Neverwinter Nights 2
From Before I Play
- Your main character's class isn't as important as in the first game as you have access to a larger party with the ability to directly control them at will. Some classes are stronger than others but the game is finishable with any of them, so you can go with whatever sounds interesting.
- Your actions and words determine what your companions think of you, and it's worth trying to keep them as happy as you can (even if playing as an evil character) as it does have an impact on the story and gameplay.
- It's probably worth leveling at least one communication skill (Diplomacy, Bluff, Intimidate) if possible, with Diplomacy being the most frequently used one.
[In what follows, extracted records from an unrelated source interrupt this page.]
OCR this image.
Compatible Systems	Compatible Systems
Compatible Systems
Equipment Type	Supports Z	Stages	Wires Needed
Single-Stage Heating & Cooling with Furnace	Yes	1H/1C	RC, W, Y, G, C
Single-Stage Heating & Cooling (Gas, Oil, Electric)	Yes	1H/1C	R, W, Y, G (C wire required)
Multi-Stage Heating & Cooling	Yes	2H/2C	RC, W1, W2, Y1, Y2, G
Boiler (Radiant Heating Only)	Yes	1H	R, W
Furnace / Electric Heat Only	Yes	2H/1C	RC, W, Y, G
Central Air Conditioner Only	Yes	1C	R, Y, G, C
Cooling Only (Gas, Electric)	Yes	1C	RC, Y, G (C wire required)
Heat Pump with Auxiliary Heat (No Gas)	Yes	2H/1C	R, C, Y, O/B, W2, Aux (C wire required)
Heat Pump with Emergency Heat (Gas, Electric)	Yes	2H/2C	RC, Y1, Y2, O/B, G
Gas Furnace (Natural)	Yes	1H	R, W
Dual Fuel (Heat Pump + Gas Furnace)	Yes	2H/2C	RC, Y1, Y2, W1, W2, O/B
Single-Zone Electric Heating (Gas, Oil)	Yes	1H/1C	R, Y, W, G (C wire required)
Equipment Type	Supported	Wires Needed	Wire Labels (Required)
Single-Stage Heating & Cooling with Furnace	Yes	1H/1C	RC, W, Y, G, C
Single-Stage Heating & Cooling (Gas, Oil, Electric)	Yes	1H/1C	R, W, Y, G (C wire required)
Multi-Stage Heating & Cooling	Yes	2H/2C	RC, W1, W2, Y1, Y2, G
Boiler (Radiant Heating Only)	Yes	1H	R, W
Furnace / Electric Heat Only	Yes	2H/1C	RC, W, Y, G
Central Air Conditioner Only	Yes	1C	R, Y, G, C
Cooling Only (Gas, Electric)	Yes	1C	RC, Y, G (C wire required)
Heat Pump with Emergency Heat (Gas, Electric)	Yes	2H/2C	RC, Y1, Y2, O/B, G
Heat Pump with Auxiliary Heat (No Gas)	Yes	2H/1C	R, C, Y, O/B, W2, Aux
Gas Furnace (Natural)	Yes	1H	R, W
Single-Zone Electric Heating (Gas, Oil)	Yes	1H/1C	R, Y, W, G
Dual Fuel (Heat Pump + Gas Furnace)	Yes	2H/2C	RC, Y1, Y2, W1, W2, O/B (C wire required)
- Just like in NWN1, it's good to keep your enemies' (and your own) weaknesses in mind. For example brutish enemies are likely to have low Will but high Fortitude saves, making them vulnerable to Will-targeting effects like Confusion but resistant to Fortitude-targeting effects like Poison.
- The unofficial Companion and Monster AI mod allows for more precise control over your party's AI and improves AI overall.
- Despite its intimidating name, "D&D Hardcore Rules" is arguably the most balanced difficulty level as the lack of friendly fire on Easy and Normal leads to area of effect spells trivializing most encounters and Very Difficult is just flat +50% to enemy damage.
- You can broadcast commands to your party from the Context Menu brought up by briefly holding down the right mouse button. This can be useful if your companions aren't doing what you want, or if for example you want them to stand still while you disarm a trap.
- Crafting isn't essential, but it can net you some powerful gear and enchantments later on. It's probably best to let a spellcasting companion handle crafting instead of spending your own skill points and feats on it, though.
- If you do plan on crafting magical items or enchanting gear, keep an eye out for leather hides, iron ingots and rare gems as they are the most common ingredients.
- If you have a thief in your active party, you can occasionally pickpocket some useful items from NPCs using Sleight of Hand. Note that you can't sell stolen items to most merchants.
- If you want to specialize on a weapon type, magical falchions and longswords are particularly common.
- If you make a spellcaster, the 'Spellcasting Prodigy' feat only available at level 1 is amongst the best feats in the game, essentially acting as free +2 to your primary spellcasting stat(s) for casting purposes.
Storm of Zehir
- Try to make your group of four as diverse as possible. Covering as many different skills and alignments as you can will let you get the most out of the expansion.
- You will almost definitely want to have a Ranger in your group as the previously weak skills such as Survival and Spot are extremely important in traveling the world map in SoZ. You'll want a combination of at least Survival, Search, Hide and Spot on the character doing the traveling.
- Extra goodies on the map are often located near each other, so when you spot something with a skill check try cycling through your party members (while unpaused) to see if their skills can discover more stuff.
- Don't sweat the trading system too much in the first half of the game. You can make practically infinite money in the second half by creating and upgrading trade caravans and exchanging the Trade Bars you earn for gold (which you should then spend on upgrading and creating more caravans to make even more money).
- You can find a certain "friend" from Mask of the Betrayer somewhere on the Samarach map to whom you can feed extra companions you've no use for in exchange for experience and stat boosts. Doing this requires having at least on Evil party member, and they obviously won't get an ending slide.